Led by Four Brothers and The Skeleton Key, the week totaled $177.1 million, slightly up over last week. Business, though, was down 11 percent from the corresponding week in 2004, when Alien vs. Predator and The Princess Diaries 2: Royal Engagement debuted.

For the year, box office reached $5.7 billion. That's more than nine percent behind 2004, which had $6.3 billion at the same point, and down about 12 percent in terms of number of tickets sold.

Related Charts: Year-to-Date Comparison | 2005 Grosses

Milestones

There wasn't much in the way of milestones this past week, but Wedding Crashers became the 288th movie to top $200 million worldwide. The ribald comedy is a domestic phenomenon with $169.6 million as of Aug. 18, but it hasn't aroused nearly as much interest overseas with $33.8 million thus far.
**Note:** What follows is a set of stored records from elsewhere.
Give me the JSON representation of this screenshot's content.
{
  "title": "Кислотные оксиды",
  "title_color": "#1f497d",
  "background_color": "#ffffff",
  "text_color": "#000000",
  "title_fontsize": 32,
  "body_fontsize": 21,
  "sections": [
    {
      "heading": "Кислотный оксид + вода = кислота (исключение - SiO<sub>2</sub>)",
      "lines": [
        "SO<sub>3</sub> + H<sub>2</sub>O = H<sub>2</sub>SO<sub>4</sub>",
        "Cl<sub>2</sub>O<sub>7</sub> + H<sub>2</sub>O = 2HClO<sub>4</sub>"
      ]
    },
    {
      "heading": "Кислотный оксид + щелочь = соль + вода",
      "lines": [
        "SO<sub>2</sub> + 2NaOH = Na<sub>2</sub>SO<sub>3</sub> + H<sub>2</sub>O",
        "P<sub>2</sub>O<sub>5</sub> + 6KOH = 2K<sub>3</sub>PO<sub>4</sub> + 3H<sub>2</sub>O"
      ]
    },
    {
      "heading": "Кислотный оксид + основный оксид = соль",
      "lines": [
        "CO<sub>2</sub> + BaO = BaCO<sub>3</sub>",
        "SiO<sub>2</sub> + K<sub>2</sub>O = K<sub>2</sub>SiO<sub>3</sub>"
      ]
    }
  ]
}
Related Chart: All Time Worldwide

End-of-Run

Timed right before its debut on DVD, Miramax/Dimension closed Sin City on Aug. 11. Directors Robert Rodriguez' and Frank Miller's comic book noir extracted $74.1 million from a peak 3,230 theaters, performing at the high end for an overtly stylized genre picture. With a $29.1 million opening weekend, the movie was front-loaded, but it slightly out-grossed each of Quentin Tarantino's Kill Bill volumes.

Newmarket/Picturehouse stopped tracking The Chumscrubber, even though the picture is scheduled to open in Los Angeles on Aug. 26. The suburban comedy-drama with a name ensemble cast including Jamie Bell, Glenn Close and Ralph Fiennes scrounged up a mere $52,597 in two weeks of limited release.

Date Shifts

Warner Bros. pushed V for Vendetta from Nov. 4 to March 17, 2006, citing post-production delays as the reason. Set in an alternate London, the action thriller is about a masked vigilante trying to overthrow a totalitarian government. Featuring Natalie Portman and Hugo Weaving, it started production on March 3.

V for Vendetta's move is a bit awkward because the trailer ends with the voiceover, "Remember, remember the fifth of November," which is also the picture's tagline. With its original release date, V would have been in the wake of The Legend of Zorro, bowing with its similarly dressed and weapon-wielding hero on Oct. 28, but would have had the jump on Aeon Flux, another vigilante-versus-totalitarian-government action picture opening on Dec. 2.

Warner Bros. previously had Lucky You, a poker drama starring Eric Bana, set for March 17. Replaced by V for Vendetta, the studio has not specified a new date, listing it for sometime in the first or second quarter of next year.